И тут в дверь постучали.
— Убирайся! — крикнула женщина. — Ты все испортишь!
— Я должен собственными глазами увидеть, как он взял это в руки, — отозвался приглушенный голос. — Я должен убедиться, а потом пойду на все четыре…
Женщина нетерпеливо передернула плечами и открыла дверь.
— Тогда побыстрее.
В комнату ввалился Анзель Патинс, благоухающий лимонным джином и одетый в неописуемую рубаху из желтого атласа, в которой напоминал труп. Под руками цирюльника с Жестяного рынка его хохолок превратился в частокол причудливых алых шипов и перьев. Не замечая Крома, он отвесил женщине с головой насекомого короткий поклон — так, словно делал ей одолжение — и сделал вид, что ищет оружие. Понюхал воздух. Поднял брошенные ножны и тоже обнюхал. Облизнул палец и вроде собрался коснуться желе, которое сочилось из них, но в последний момент передумал. Полюбовался пятнышками света, блуждающими в углах комнаты, словно мог что-то прочесть по их покачиванию на потолке. Наконец его взгляд скользнул в сторону кровати и остановился на лице Крома. Поэт, казалось, его не узнавал.

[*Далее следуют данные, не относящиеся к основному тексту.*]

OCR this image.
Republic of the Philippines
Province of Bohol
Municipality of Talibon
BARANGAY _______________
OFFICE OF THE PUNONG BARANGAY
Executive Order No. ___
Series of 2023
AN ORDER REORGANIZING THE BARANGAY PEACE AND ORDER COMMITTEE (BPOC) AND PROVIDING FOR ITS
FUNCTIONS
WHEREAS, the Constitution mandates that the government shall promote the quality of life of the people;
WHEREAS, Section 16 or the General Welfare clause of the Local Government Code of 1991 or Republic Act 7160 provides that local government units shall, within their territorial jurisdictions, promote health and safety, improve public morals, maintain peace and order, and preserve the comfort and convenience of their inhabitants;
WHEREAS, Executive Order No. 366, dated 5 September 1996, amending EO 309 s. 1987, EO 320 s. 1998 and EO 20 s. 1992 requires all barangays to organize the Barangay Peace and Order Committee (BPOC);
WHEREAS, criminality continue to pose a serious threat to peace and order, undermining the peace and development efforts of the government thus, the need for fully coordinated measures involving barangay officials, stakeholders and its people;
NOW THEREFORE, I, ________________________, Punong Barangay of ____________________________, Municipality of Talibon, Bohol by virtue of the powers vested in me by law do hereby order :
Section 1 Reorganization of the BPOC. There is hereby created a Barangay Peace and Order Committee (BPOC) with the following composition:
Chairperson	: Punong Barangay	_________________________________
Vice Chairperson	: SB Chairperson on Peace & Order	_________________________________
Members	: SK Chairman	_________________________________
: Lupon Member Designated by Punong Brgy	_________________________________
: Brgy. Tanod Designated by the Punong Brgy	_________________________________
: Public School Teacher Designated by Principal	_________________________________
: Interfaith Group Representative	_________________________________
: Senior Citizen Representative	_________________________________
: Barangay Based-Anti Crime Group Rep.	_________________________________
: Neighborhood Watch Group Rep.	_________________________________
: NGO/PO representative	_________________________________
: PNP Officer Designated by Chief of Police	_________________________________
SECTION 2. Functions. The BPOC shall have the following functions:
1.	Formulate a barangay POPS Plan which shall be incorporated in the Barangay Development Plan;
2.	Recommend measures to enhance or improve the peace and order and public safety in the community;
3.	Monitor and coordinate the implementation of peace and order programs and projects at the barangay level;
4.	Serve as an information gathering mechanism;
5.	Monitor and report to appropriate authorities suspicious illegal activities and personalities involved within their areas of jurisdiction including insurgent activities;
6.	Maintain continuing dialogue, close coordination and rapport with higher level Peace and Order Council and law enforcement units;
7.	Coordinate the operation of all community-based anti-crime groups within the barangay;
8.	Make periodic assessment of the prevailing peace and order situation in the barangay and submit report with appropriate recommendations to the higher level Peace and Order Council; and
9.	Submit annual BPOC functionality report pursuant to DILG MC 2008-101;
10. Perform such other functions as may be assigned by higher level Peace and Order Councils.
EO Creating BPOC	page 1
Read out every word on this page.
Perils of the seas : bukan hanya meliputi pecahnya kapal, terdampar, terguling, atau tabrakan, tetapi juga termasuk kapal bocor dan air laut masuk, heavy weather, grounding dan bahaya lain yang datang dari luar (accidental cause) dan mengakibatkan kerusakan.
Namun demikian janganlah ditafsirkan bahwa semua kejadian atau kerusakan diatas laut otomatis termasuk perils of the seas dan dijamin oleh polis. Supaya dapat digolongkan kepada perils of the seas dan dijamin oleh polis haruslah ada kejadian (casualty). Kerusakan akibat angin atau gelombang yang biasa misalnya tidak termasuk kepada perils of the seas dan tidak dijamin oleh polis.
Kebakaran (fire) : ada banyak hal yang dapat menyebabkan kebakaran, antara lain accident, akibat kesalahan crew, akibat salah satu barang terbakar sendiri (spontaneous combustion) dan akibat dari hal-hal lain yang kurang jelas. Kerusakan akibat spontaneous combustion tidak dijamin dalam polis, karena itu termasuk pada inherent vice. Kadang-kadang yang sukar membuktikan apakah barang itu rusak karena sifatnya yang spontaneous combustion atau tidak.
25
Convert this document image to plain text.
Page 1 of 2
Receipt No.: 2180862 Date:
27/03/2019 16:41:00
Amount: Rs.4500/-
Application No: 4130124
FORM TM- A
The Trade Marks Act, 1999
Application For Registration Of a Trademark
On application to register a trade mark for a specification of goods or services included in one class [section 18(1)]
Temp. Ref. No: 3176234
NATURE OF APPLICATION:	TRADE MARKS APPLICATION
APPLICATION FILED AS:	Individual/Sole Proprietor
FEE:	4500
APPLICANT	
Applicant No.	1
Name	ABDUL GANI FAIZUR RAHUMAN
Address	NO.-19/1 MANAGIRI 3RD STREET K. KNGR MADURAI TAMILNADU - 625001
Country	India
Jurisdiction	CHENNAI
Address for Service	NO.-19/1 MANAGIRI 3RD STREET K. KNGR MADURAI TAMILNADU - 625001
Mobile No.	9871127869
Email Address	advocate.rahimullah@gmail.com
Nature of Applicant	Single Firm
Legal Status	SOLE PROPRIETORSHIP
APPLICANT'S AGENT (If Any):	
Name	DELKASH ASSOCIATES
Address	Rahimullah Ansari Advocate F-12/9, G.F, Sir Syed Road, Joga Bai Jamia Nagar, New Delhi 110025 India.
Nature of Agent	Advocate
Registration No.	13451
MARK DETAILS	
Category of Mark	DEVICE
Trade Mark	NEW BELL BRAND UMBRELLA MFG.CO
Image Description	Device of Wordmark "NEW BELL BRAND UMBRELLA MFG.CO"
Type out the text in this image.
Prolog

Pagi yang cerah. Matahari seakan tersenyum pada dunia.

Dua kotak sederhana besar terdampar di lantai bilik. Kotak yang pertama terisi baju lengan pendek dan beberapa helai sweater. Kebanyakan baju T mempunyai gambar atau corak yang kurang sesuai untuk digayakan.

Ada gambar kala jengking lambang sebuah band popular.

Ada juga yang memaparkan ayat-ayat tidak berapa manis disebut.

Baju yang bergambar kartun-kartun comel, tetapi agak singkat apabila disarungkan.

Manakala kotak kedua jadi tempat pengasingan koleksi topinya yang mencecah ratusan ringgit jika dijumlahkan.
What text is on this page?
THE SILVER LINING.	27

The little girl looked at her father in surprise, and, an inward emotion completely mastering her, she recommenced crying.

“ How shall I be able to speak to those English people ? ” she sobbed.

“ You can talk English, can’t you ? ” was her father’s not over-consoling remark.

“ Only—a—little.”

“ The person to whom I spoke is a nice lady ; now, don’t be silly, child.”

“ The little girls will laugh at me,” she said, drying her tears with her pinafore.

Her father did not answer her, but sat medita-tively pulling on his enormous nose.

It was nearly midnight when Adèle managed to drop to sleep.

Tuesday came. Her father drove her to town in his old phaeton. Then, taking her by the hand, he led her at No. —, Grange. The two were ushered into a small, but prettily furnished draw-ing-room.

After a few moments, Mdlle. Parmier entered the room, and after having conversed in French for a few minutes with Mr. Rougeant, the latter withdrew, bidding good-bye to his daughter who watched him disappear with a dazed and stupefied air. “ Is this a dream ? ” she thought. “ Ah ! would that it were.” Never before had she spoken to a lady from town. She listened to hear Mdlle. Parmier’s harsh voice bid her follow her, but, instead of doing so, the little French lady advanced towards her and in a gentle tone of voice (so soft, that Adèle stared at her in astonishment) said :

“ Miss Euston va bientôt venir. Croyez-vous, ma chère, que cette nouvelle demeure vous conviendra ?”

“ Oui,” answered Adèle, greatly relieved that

— Ах, да. И в самом деле, коснулся.
Он расхохотался. Потом почесал нос, подмигнул… и принялся носиться по комнате, то кукарекая, то разевая рот и высовывая язык, пока не споткнулся о картину Кристодулоса Флиса, которая лежала у стены, там, куда ее забросил Кром.
— Все-таки коснулся, — повторил Патинс, с опустошенным видом приваливаясь к дверному косяку. Держа картину на вытянутой руке, он некоторое время разглядывал ее, склонив голову набок.
— Это кто угодно мог увидеть, — на его лице появилась задумчивость. — Кто угодно.
— У него в руке меч, — напомнила женщина с головой насекомого. — Если ты ничего не можешь сказать кроме того, что и так очевидно, убирайся.
— Ты хотела сказать что-то другое, — равнодушно ответил Патинс; казалось, его мысли были заняты чем-то другим. Он зажал картину между ног и несколько раз провел пальцами по своему гребню, словно причесываясь. Внезапно он вышел на середину комнаты, отставил одну ногу, нагло ухмыльнулся и запел мелодичным фальцетом, точно мальчик на банкете:
Раз-два-три, я выбрал вас,Я хочу на бал попасть.
— Убирайся! — рявкнула женщина.
Бал устроен в мою честь,Ну а вы ступайте в лес,Танцуют дамы при дворе,А кискам место на ковре!
Выражение, с которым он пропел последнюю строчку, привело женщину в ярость. Она стиснула кулаки, мохнатые осиные усики на ее маске задрожали.
— Ну, ужаль меня! — издевался Патинс. — Давай!
Она вздрогнула. Патинс сунул картину подмышку и направился к двери.
— Погоди! — взмолился Кром, который наблюдал за их перепалкой с нарастающим ужасом и замешательством. — Патинс, ты должен знать, почему именно я! Почему ты ничего мне не сказал? Что случилось?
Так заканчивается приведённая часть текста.